Another of Yodh’s projects uses light to detect oxygenation, blood flow, and other metabolic ingredients in the brain to better monitor and treat stroke-injury patients. Similar ideas are being applied by the group toward photodynamic therapy of various cancers, and, more generally, for monitoring of tumor treatment.

“One of the tools we have brought from physics to the clinic is the use of intensity fluctuations in time as a means to measure blood flow. The combination of blood flow and blood oxygen saturation is much more valuable than either alone,” Yodh says. “My colleagues John Detre and Joel Greenberg in the medical school believe that diffuse optics may be very useful in this context for the management of stroke injuries.”

Today, as the James M. Skinner Professor of Science at the University of Pennsylvania, with appointments in the Department of Physics and Astronomy and the Department of Radiation Oncology in the Medical School, Yodh’s interests continue to bridge both fundamental and applied research in condensed-matter physics, medical and biophysics, and the optical sciences.

“I am happy about the way we have moved from the demonstration of concepts in diffuse optics to where we are learning about physiology in the clinic,” he says. “But the other thing that is gratifying is that I’ve had really good students and post-docs who have gone on to start great careers.”

He also applies many of the lessons he’s learned along the way to helping his three children figure out what they want to do with their lives.

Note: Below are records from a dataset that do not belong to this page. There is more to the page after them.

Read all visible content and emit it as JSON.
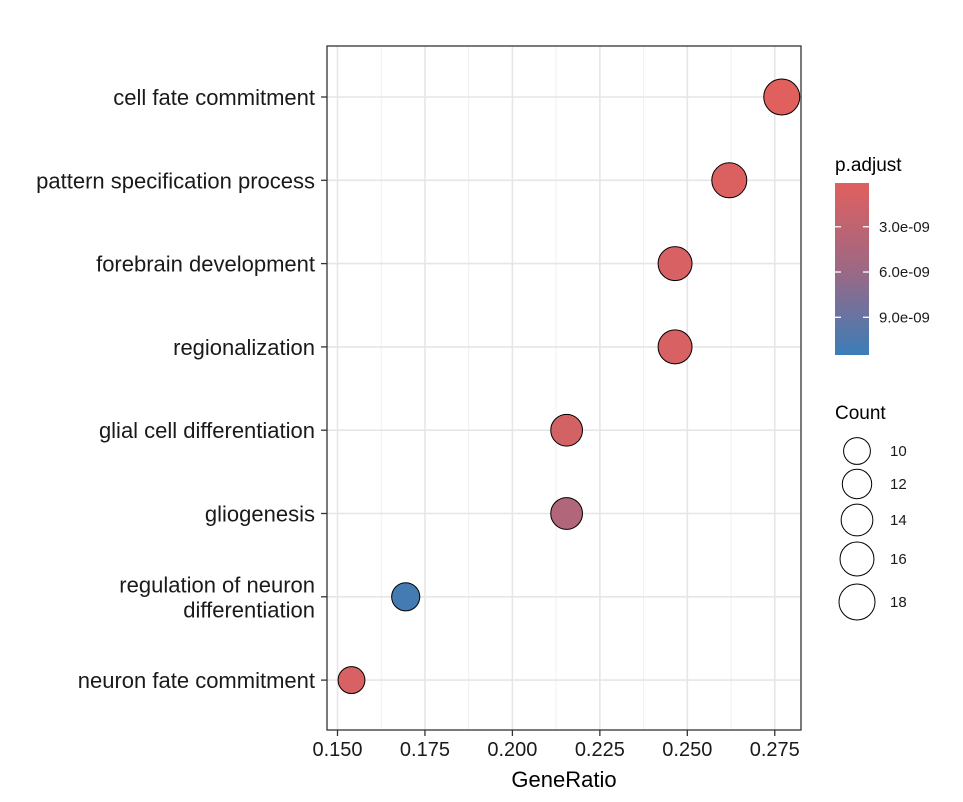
{
  "chart_data": {
    "type": "scatter",
    "title": "",
    "xlabel": "GeneRatio",
    "ylabel": "",
    "xlim": [
      0.147,
      0.2825
    ],
    "x_ticks": [
      "0.150",
      "0.175",
      "0.200",
      "0.225",
      "0.250",
      "0.275"
    ],
    "x_tick_values": [
      0.15,
      0.175,
      0.2,
      0.225,
      0.25,
      0.275
    ],
    "grid": true,
    "legend_position": "right",
    "categories": [
      "cell fate commitment",
      "pattern specification process",
      "forebrain development",
      "regionalization",
      "glial cell differentiation",
      "gliogenesis",
      "regulation of neuron\ndifferentiation",
      "neuron fate commitment"
    ],
    "points": [
      {
        "label": "cell fate commitment",
        "x": 0.277,
        "count": 18,
        "p_adjust": 1e-10
      },
      {
        "label": "pattern specification process",
        "x": 0.262,
        "count": 17,
        "p_adjust": 5e-10
      },
      {
        "label": "forebrain development",
        "x": 0.2465,
        "count": 16,
        "p_adjust": 8e-10
      },
      {
        "label": "regionalization",
        "x": 0.2465,
        "count": 16,
        "p_adjust": 8e-10
      },
      {
        "label": "glial cell differentiation",
        "x": 0.2155,
        "count": 14,
        "p_adjust": 1.2e-09
      },
      {
        "label": "gliogenesis",
        "x": 0.2155,
        "count": 14,
        "p_adjust": 4.2e-09
      },
      {
        "label": "regulation of neuron\ndifferentiation",
        "x": 0.1695,
        "count": 11,
        "p_adjust": 1.1e-08
      },
      {
        "label": "neuron fate commitment",
        "x": 0.154,
        "count": 10,
        "p_adjust": 9e-10
      }
    ],
    "color_legend": {
      "title": "p.adjust",
      "min": 1e-10,
      "max": 1.15e-08,
      "low_color": "#E0605E",
      "high_color": "#3B7DB8",
      "ticks": [
        "3.0e-09",
        "6.0e-09",
        "9.0e-09"
      ],
      "tick_values": [
        3e-09,
        6e-09,
        9e-09
      ]
    },
    "size_legend": {
      "title": "Count",
      "labels": [
        "10",
        "12",
        "14",
        "16",
        "18"
      ],
      "values": [
        10,
        12,
        14,
        16,
        18
      ]
    }
  }
}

“I tell my kids that if you want to be good at anything, you have to work really hard at it. Find out the things you like and then obsess about them,” he says. “My oldest is a starting pitcher as a freshman in college, and it’s all about trying to outsmart the batter. My middle son is obsessed with ‘Guitar Hero,’ which requires a surprising degree of attention to detail, and the youngest is quite good at tennis. I’m hoping their interests will evolve, but they have certainly figured out for themselves what they like and that is important. Once I figured out what I wanted to do, I just kept doing it. I’m lucky because this job is fun.”